Action steps for the teacher-librarian when teaching alone or in collaboration with the classroom teacher follow:

At the beginning of a lesson, ask students to manipulate data on a topic to come up with an explanation, a formula, a way of seeing relationships--a preliminary invention of ideas. Do not criticize these efforts, even if they seem wrong. For example, if you know that students are going to face a wide spectrum of opinions on an issue, then provide them with a range of opinions in random order and ask groups or pairs of students to come up with a way to picture, group, or explain differences of opinion. Do not criticize charts or groupings; the students are inventing ways of thinking about data.

Teach the students how some experts deal with a range of opinions, by constructing an opinion line, such as that demonstrating for-and-against opinions or pro-and-con opinions. Have students retrieve articles on the subject and place the various opinions from the articles onto the opinion line; have them defend their placement.

Present students with a task that requires them to place articles on the opinion line as taught.
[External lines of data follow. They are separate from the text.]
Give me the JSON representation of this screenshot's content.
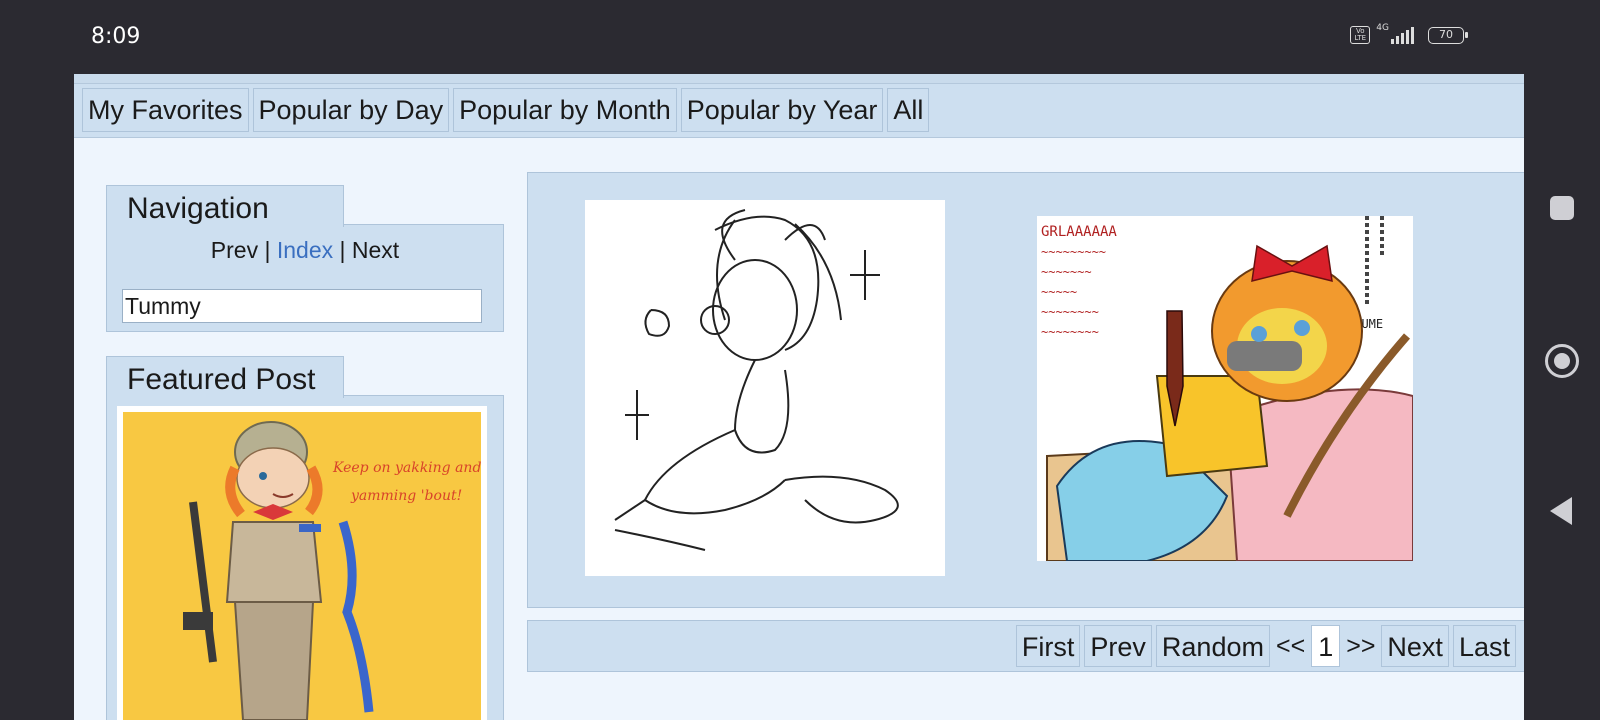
{
  "status_bar": {
    "time": "8:09",
    "volte": "Vo LTE",
    "network": "4G",
    "battery": "70"
  },
  "tabs": [
    "My Favorites",
    "Popular by Day",
    "Popular by Month",
    "Popular by Year",
    "All"
  ],
  "navigation": {
    "title": "Navigation",
    "prev": "Prev",
    "index": "Index",
    "next": "Next",
    "separator": "|",
    "search_value": "Tummy"
  },
  "featured": {
    "title": "Featured Post",
    "caption_line1": "Keep on yakking and",
    "caption_line2": "yamming 'bout!"
  },
  "thumbs": [
    {
      "icon": "sketch-girl-image"
    },
    {
      "icon": "colored-drawing-image",
      "scrawl_line1": "GRLAAAAAA",
      "scrawl_line2": "AYUME"
    }
  ],
  "pager": {
    "first": "First",
    "prev": "Prev",
    "random": "Random",
    "back_arrows": "<<",
    "current_page": "1",
    "fwd_arrows": ">>",
    "next": "Next",
    "last": "Last"
  },
  "colors": {
    "page_bg": "#eef5fd",
    "panel": "#cddff0",
    "border": "#aec4da",
    "link": "#3a6fc0",
    "featured_bg": "#f8c842"
  }
}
They may argue among themselves about the position of a particular authority that seems to be taking a middle-of-the-road stance.

Assess their work as you normally would.
Finally, give the students a unique problem to solve where the technique taught might be one key in the solution to the problem. Assess their ability to encounter this novel problem in a new situation."

This is an English degree, only the "data" is words. If English studies - a core of Liberal Arts along with Philosophy, History, and other Humanities subjects - is already encouraging this type of intellectual pursuit and this type of intellectual pursuit is THE hot topic, why are the Humanities being underdiscussed, undervalued and underrecognized? People seem to discuss 21st century skills as something that needs to be incorporated into classrooms because it is not necessarily there.....but, in terms of critical thinking, it is.